A biscuit from Bangladesh, Pran Foods’ Potata Biscuits, has spread like wildfire across India.
The Potata Craze
Packed super tightly in a neat row of perfectly round, perfectly golden discs, the biscuits contain a substantial amount of potato and is technically a biscuit-chip hybrid that is wafer-thin, small enough to be gobbled in one go.
Being a food blogger myself, I had to try to write this, so I went crazy, as I bought a couple of packets for myself to gorge on. The culmination of sweet and salt was overpowered with undertones of spicy and tangy. The mouthfeel was just very smooth, to say the least, for it melts in your mouth as soon as your tongue inches towards it.
It ranks similar to Pulse candies in the field of candies and Maggi in the field of instant noodles, where no one knows how it became the dominant product in the market, but it just did.

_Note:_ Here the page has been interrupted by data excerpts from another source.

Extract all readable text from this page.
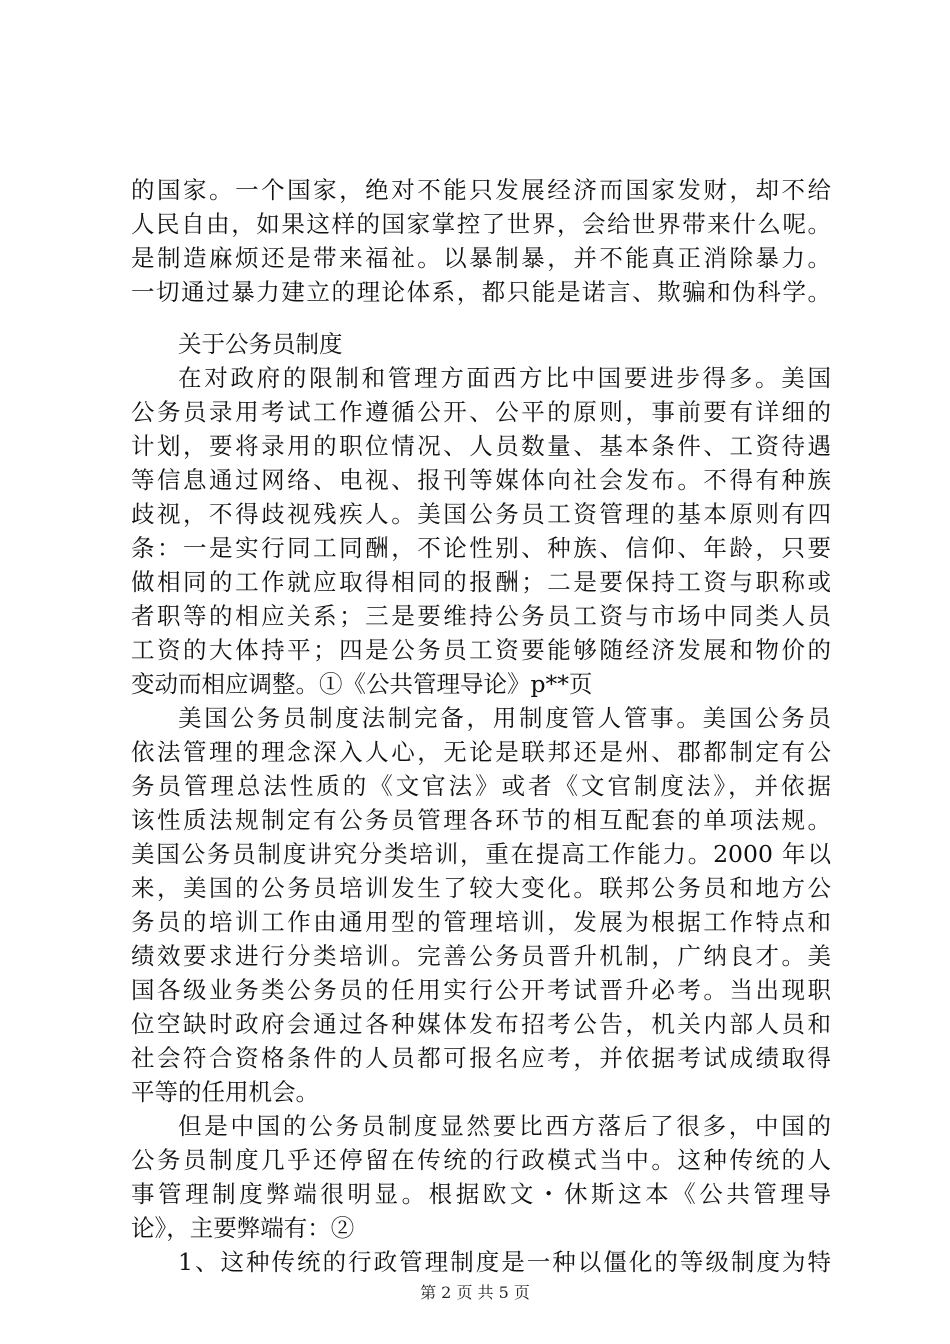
的国家。一个国家，绝对不能只发展经济而国家发财，却不给
人民自由，如果这样的国家掌控了世界，会给世界带来什么呢。
是制造麻烦还是带来福祉。以暴制暴，并不能真正消除暴力。
一切通过暴力建立的理论体系，都只能是诺言、欺骗和伪科学。
关于公务员制度
在对政府的限制和管理方面西方比中国要进步得多。美国
公务员录用考试工作遵循公开、公平的原则，事前要有详细的
计划，要将录用的职位情况、人员数量、基本条件、工资待遇
等信息通过网络、电视、报刊等媒体向社会发布。不得有种族
歧视，不得歧视残疾人。美国公务员工资管理的基本原则有四
条：一是实行同工同酬，不论性别、种族、信仰、年龄，只要
做相同的工作就应取得相同的报酬；二是要保持工资与职称或
者职等的相应关系；三是要维持公务员工资与市场中同类人员
工资的大体持平；四是公务员工资要能够随经济发展和物价的
变动而相应调整。①《公共管理导论》p**页
美国公务员制度法制完备，用制度管人管事。美国公务员
依法管理的理念深入人心，无论是联邦还是州、郡都制定有公
务员管理总法性质的《文官法》或者《文官制度法》，并依据
该性质法规制定有公务员管理各环节的相互配套的单项法规。
美国公务员制度讲究分类培训，重在提高工作能力。2000 年以
来，美国的公务员培训发生了较大变化。联邦公务员和地方公
务员的培训工作由通用型的管理培训，发展为根据工作特点和
绩效要求进行分类培训。完善公务员晋升机制，广纳良才。美
国各级业务类公务员的任用实行公开考试晋升必考。当出现职
位空缺时政府会通过各种媒体发布招考公告，机关内部人员和
社会符合资格条件的人员都可报名应考，并依据考试成绩取得
平等的任用机会。
但是中国的公务员制度显然要比西方落后了很多，中国的
公务员制度几乎还停留在传统的行政模式当中。这种传统的人
事管理制度弊端很明显。根据欧文・休斯这本《公共管理导
论》，主要弊端有：②
1、这种传统的行政管理制度是一种以僵化的等级制度为特
第 2 页 共 5 页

At PRAN, they believe you “should enjoy what you eat and still be able to live a healthy life.” That is why they are “dedicated to making the food that people love even better.”
Founded in 1981, by ex-army man Amjad Khan Chowdhury, then known as Rangpur Foundry, this company now employs over 1,00,000 people and exports to almost 145 countries with exports worth ₹92.8 crores in the fiscal year 2019-2020 alone.

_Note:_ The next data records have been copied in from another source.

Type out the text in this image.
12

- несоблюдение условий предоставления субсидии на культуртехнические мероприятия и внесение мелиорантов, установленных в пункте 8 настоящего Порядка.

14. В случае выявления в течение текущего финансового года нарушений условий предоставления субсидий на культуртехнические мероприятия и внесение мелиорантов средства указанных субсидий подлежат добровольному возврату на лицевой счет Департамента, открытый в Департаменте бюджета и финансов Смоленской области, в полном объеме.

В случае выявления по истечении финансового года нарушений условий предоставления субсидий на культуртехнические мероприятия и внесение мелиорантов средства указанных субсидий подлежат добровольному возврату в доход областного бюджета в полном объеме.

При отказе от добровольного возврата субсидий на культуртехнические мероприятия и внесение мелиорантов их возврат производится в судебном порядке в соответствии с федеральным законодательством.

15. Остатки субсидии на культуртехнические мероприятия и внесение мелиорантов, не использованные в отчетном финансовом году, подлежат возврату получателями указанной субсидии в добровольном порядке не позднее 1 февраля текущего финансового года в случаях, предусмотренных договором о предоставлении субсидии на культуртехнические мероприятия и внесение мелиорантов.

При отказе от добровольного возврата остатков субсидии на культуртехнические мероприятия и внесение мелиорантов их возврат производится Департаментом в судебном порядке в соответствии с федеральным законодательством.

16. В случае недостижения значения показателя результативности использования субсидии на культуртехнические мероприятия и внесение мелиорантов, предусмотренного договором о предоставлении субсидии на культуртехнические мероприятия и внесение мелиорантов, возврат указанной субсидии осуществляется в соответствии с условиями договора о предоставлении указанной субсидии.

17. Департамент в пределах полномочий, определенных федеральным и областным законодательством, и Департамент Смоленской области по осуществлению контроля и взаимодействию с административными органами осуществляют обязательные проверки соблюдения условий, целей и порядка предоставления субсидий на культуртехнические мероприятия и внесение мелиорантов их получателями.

They have grown beyond what their country has to offer and have heavily profited from it. PRAN is providing people with beverages, biscuits & bakery, culinary, dairy, snacks and confectionery as their itinerary.
PRAN in India
Initially available mainly in the North-East and West Bengal, Pran’s products first got popularized in this region ten years ago, especially their rusk biscuits, packaged jhal muri (spicy puffed rice), instant noodles and packaged juices.
Potata is probably the first product from the company that has achieved pan-India popularity, though, and is available in most markets, even beyond Bengal and runs into southern India as well.
“It is now part of a distribution network that crisscrosses India”, says Ahsan Khan Chowdhury, chairman, and CEO of the Pran-RFL Group. It is currently involved in everything from agri-processing and farm machinery manufacture to selling stationery and toys.
PRAN might just be the next big thing in this region and they’ll be worthy of it.